Gizlilik: Hoş bir hatıra
Eskiden ”vay şununla görüşmüştüm” yahut ”ben öyle biriyle görüşmedim” diyenler ne şanslıydı. Artık telefon sinyalleri, görüntü kayıtları var. İyi ki de var! Yalancının mumu bellektekiler açığa çıkana kadar yanıyor artık. Gizlilik bir lüks, bir şans artık. Ne var ki şayet gelişmiş bir devletseniz gizli iş görmeniz gittikçe zorlaşıyor. Birbirini kayıt altına alan bürokratik kayıt silsilesiyle tescilleniyor her şey. Devlet ciddiyeti dediğimiz şey, kayıtlı, hukuki ve planlı olmak değildir de nedir zaten? Gizlilik devlet ciddiyetine takılıp kalıyor. En gizli iş için bile yığınla emir gidip gelecek. Eski filmler, diziler ne naifti! Bürokrasiden sıdkı sıyrılmış bir bürokrat, bir avuç idealist genci toplayıp onlara görev tevdi ederdi: ”Bir şekilde yakalanacak olursanız, tek başınasınız” yahut ”gizli bir birim kurduk, devletten de gizli”. Devleti saf bir demokrat gibi resmeden bu anlatılar eğlenceli elbet.
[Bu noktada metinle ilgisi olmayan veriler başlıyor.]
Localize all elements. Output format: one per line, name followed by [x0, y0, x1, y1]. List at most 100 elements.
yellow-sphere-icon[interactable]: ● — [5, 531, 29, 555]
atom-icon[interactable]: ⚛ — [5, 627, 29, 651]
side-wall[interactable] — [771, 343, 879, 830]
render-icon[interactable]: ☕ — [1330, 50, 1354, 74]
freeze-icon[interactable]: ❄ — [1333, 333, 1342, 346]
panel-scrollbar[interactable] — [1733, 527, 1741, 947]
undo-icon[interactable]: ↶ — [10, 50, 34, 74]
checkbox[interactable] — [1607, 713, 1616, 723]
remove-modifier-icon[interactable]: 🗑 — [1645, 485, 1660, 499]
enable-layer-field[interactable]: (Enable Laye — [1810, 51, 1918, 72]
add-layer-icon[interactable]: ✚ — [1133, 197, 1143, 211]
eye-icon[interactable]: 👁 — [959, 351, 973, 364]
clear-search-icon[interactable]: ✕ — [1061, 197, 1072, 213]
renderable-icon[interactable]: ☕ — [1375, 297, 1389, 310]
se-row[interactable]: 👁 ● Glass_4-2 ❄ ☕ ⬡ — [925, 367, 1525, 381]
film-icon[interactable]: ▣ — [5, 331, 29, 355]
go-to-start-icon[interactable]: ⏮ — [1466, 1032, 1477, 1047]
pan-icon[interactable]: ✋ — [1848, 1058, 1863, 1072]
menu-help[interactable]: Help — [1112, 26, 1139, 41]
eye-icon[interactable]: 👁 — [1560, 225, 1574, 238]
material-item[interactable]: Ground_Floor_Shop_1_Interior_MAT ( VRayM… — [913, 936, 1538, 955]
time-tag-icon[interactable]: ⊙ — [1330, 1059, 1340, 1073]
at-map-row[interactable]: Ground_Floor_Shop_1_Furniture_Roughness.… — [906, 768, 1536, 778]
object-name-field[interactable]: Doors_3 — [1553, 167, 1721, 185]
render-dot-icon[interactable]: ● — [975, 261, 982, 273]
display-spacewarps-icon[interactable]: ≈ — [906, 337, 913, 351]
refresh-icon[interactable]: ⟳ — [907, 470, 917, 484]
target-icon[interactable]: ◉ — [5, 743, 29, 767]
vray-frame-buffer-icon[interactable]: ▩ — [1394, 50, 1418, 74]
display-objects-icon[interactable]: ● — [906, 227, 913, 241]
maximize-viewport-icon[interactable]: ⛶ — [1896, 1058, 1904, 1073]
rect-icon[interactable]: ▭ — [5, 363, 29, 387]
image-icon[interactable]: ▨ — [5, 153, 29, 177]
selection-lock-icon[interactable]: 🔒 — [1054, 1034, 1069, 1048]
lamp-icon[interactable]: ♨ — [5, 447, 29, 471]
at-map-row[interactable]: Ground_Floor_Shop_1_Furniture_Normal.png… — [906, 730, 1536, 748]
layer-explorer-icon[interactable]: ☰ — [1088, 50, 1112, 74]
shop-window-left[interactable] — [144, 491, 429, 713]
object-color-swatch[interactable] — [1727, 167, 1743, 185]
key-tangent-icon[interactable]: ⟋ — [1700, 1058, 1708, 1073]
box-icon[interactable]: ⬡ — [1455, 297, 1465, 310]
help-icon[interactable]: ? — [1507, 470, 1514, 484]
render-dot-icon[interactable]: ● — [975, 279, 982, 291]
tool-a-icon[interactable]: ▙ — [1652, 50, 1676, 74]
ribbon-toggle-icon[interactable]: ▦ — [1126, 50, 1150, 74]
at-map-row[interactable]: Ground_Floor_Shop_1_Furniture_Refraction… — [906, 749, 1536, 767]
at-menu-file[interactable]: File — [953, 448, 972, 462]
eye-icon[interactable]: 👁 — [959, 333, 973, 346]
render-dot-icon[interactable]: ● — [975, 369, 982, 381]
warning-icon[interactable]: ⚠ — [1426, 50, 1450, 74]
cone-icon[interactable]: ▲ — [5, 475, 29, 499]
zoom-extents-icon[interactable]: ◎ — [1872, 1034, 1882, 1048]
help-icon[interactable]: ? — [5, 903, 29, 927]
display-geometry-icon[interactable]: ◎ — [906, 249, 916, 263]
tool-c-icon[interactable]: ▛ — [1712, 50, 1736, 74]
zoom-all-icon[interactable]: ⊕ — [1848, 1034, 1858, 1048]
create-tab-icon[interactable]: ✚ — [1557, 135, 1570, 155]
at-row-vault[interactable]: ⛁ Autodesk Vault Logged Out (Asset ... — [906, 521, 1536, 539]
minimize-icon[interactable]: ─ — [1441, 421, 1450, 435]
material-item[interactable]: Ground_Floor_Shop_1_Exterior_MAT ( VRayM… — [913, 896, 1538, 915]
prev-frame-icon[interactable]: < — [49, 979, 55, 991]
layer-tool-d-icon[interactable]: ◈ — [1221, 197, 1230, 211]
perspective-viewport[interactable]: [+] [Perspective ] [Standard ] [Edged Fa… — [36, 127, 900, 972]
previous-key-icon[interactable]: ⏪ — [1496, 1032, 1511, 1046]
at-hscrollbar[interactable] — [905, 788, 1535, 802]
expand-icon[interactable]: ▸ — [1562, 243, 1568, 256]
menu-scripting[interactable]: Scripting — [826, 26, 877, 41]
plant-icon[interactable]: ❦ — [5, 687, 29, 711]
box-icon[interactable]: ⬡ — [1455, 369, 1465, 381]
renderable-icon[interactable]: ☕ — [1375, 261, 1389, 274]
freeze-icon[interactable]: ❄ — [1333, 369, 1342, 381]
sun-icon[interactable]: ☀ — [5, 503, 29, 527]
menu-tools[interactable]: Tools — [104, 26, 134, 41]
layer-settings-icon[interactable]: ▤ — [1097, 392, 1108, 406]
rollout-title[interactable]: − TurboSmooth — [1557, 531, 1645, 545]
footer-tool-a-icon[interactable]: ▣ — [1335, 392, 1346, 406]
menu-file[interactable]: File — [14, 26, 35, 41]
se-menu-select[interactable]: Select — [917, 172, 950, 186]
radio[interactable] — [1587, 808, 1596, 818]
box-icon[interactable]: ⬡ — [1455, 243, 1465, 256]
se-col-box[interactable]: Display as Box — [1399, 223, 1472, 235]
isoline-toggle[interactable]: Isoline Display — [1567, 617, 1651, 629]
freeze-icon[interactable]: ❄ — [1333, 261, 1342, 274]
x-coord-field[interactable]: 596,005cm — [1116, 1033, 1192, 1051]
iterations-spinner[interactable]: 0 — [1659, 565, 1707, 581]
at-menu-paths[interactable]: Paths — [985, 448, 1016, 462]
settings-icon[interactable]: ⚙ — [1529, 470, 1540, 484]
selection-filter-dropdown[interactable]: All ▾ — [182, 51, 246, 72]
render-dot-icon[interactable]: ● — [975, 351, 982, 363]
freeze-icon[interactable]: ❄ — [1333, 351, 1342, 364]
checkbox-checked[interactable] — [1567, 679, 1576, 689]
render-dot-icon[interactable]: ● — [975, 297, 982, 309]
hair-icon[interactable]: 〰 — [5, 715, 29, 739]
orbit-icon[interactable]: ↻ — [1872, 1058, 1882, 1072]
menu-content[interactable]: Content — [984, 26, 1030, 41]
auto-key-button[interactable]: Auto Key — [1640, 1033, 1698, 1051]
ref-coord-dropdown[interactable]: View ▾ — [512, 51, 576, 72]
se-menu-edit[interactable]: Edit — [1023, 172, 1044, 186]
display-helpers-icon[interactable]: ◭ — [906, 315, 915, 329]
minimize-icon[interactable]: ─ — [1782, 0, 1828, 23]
Ne var ki, gerçeğe bütünüyle aykırı bir tablo bu. Devlet dediğiniz Tanrı’nın yeryüzündeki gölgesidir. Her şeyi bilmek ister, her şeyi görmek, her şeye karar vermek ister. İster de ister. Çoğunu da yapar. Her şeye karar veremese de iki kişinin bildiği sır değildir artık. Şah damarından yakın olmasa da kişilerin sağında, solunda, ötesinde yahut berisinde bir çift göz vardır muhakkak. İşte o gözler, kimi zaman bir bürokratın kimi zaman bir suçlunun kimi zaman bir jurnalcinin gözleridir. Brecht diyordu ya ”Parti’nin bin gözü vardır” diye. İşte o parti devlettir. Devlet her yerdedir. Her şeyi görür, bilir yahut her şeye tanıktır. Ne var ki, günahlardan münezzehtir. Bir yerde belirli konumları işgal edenler bir suç işlemişse o suçu ”devlet adına” işlemişlerdir. Yani kendilerini devlet yerine koymuştur, yoksa haşa devlet suç işlemez. İşte bu soyutluk sayesindedir ki devlet ayakta kalır, kalmalıdır. Aksi takdirde, devlet bir suç girdabına sürüklenir, suç meşrulaşır, dünyanın direği çatırdar.
Kayıtlı gizliliktir ”derin” dediğiniz
Ne var ki, birilerinden gizli faaliyetler olduğu da açık. Bunların olması gerekir mi? Bu çağda bunların olması bir gerekliliktir elbette. Fakat bunlar ortaya çıktığında birilerinin sorumluluk alması gerekir. ”Devlet adına” ve ”devletin bekası için” hukuk dışı iş yapanın devletin ardına saklanması doğru değildir. Madem bu kadar bağlıyız devlete, devlet korunmalı, ”devletin bekası için” hukuk dışı iş yapanlar devleti korumak için faaliyetlerinin arkasında durmalı. Aksi takdirde, buna ”devlet için” denmez. Devlet, adalet, özgürlük kendi adına kan dökmez. Birileri bunlar adına veya bunlar için kan döker. Bu kavramların soyutluğu korunmazsa devlet fanileşir, birilerinin naçiz vücudunda tecessüm eder ve onlarla birlikte ölür. Oysa Batılıların dediği gibi ”Kral öldü, yaşasın Kral”: O makamı dolduran ölür, yaşasın o makam ve yeni varisleri.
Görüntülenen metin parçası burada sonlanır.